Oplysninger om arrangementet
Leiden Observatory, Leiden University, The Netherlands
Measuring the chemical evolution of ices from molecular clouds to protoplanetary disks.
Planets form at the midplane of the protoplanetary disks surrounding newborn stars. The habitability of a planet is determined in part by the relative amounts of CHON elements at the planet's surface, and these CHONs are most likely delivered through incorporation or delivery of astronomical ices during planet formation. These ices originate in cold, dense molecular cloud cores and chemically evolve as the cores collapse to form protostars surrounded by protoplanetary disks. To understand the relative amounts and degree of complexity of the ices incorporated into comets and planets, we need observational constraints on both the chemical evolution of ices from where they form in clouds to the locations in disks where planets are being formed.

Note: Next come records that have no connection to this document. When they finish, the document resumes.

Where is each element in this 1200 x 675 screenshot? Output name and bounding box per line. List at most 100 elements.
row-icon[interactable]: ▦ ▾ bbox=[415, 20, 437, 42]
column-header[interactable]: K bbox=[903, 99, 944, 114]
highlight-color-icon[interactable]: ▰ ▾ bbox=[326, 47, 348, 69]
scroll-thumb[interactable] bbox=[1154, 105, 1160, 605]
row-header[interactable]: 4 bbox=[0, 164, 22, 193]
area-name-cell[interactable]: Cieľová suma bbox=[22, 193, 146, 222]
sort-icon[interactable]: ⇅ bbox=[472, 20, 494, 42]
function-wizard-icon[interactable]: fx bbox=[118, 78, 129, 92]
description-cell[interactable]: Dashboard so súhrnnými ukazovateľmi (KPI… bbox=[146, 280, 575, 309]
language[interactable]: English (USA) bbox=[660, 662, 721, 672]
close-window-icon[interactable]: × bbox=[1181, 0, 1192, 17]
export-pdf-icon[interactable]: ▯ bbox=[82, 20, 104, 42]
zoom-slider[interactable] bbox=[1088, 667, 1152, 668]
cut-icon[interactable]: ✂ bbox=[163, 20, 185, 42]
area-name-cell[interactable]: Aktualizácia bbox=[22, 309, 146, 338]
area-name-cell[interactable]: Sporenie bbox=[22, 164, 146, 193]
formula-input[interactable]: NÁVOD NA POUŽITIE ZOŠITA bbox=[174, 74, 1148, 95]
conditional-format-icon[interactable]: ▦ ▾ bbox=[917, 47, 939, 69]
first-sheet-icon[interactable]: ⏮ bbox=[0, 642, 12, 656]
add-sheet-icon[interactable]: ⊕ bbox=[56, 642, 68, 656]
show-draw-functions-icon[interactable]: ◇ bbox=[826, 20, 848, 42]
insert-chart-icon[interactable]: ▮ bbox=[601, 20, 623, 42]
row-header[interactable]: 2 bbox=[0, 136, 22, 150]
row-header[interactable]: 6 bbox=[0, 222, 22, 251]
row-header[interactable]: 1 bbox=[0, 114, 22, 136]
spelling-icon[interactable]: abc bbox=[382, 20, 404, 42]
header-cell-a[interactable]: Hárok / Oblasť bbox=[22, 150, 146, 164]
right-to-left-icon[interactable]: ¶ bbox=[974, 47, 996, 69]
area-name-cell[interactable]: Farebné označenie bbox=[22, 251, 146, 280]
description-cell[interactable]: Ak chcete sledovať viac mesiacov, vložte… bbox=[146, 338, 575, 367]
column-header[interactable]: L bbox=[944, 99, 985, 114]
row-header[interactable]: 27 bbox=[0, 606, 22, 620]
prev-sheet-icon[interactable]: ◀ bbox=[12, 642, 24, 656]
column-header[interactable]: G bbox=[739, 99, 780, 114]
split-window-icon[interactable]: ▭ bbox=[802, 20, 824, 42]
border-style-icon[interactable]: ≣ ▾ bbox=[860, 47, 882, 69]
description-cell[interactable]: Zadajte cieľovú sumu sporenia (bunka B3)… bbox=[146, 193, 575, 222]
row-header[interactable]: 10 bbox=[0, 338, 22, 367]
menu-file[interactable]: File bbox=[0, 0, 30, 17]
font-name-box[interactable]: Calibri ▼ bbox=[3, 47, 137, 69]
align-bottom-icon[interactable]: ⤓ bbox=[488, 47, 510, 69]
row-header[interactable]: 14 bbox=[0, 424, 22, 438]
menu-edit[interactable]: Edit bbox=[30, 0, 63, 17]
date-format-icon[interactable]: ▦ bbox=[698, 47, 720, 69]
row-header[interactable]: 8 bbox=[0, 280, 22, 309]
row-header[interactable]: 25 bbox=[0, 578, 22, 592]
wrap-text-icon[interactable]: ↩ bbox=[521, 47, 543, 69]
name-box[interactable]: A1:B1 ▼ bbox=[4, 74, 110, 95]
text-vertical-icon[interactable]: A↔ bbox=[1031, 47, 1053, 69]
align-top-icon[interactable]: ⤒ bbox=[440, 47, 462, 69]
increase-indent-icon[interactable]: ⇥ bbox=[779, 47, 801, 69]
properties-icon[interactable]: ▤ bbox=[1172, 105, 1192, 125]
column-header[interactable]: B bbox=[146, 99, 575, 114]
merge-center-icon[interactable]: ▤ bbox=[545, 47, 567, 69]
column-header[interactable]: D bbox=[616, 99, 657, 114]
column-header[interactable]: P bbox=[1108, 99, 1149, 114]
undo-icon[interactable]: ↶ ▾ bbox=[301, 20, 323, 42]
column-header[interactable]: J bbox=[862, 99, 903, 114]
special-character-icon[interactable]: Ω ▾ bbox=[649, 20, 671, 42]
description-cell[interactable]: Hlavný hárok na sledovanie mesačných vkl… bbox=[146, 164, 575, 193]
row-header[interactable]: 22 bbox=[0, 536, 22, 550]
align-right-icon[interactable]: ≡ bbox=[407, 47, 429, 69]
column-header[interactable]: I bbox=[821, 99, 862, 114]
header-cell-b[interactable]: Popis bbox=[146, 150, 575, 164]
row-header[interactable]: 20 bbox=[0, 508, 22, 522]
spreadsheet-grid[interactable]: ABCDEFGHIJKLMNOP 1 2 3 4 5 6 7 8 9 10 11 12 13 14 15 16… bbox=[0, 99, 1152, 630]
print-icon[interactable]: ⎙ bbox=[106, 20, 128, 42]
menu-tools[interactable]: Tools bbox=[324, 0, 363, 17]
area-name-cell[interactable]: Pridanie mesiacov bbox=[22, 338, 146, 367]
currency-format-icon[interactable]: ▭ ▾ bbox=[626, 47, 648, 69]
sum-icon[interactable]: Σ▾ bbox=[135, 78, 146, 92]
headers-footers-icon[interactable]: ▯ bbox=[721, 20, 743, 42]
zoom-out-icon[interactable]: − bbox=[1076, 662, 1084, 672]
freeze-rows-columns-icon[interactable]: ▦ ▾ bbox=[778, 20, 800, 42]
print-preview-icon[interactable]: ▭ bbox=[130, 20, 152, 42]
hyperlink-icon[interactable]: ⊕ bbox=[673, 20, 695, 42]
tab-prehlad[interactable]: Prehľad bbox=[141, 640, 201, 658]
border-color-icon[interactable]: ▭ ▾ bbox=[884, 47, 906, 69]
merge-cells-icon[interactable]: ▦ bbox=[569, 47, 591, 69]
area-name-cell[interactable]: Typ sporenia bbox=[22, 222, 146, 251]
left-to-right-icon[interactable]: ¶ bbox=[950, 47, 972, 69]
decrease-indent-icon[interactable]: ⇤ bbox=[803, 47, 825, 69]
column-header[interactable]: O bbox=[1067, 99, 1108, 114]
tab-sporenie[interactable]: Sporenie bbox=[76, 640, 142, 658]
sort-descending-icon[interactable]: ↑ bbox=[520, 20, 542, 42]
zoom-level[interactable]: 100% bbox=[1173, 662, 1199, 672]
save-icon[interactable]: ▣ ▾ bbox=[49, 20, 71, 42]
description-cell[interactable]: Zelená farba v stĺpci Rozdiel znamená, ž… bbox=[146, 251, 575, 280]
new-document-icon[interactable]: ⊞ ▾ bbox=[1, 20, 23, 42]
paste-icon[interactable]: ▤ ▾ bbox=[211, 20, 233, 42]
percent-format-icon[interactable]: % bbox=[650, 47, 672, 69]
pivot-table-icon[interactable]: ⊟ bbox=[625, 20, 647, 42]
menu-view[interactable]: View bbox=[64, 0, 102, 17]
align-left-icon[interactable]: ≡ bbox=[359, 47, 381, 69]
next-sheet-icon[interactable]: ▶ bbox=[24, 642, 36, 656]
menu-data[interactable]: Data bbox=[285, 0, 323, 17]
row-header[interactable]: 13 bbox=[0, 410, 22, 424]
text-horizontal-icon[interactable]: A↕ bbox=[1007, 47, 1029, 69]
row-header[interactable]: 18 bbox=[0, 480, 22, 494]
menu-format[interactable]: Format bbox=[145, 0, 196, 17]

In the first part of the talk, I will describe a cutting-edge Early Release Science (ERS) program, Ice Age (P.I. McClure, over 50 team members world wide) with the upcoming James Webb Space Telescope (JWST) to measure the chemical evolution of ices entering disks. This ERS program will provide the star and planet formation and astrochemistry communities with a non-proprietary dataset of JWST spectra, laboratory data, and chemical models within the 5 months of JWST's science operations. With this dataset, and other GTO JWST programs, we will be able to confirm the amount and complexity of ice formed non-energetically within molecular clouds and test the degree to which energetic processing increases its complexity prior to its incorporation into the disk. These programs will also be able to determine the radial distribution of ices in these disks. Time permitting, in the last part of the talk I will demonstrate a new method for identifying specific locations where ices are "left behind" in protoplanetary disks (McClure 2019; McClure, Dominik, and Kama 2020), possibly by formation of planetesimals. By combining these direct JWST studies of the icy dust input into protoplanetary disks with the direct measurement of material moving out of the disk onto the central star, we can map out where icy material is being retained in a given disk, which is a first, critical step to forming planets.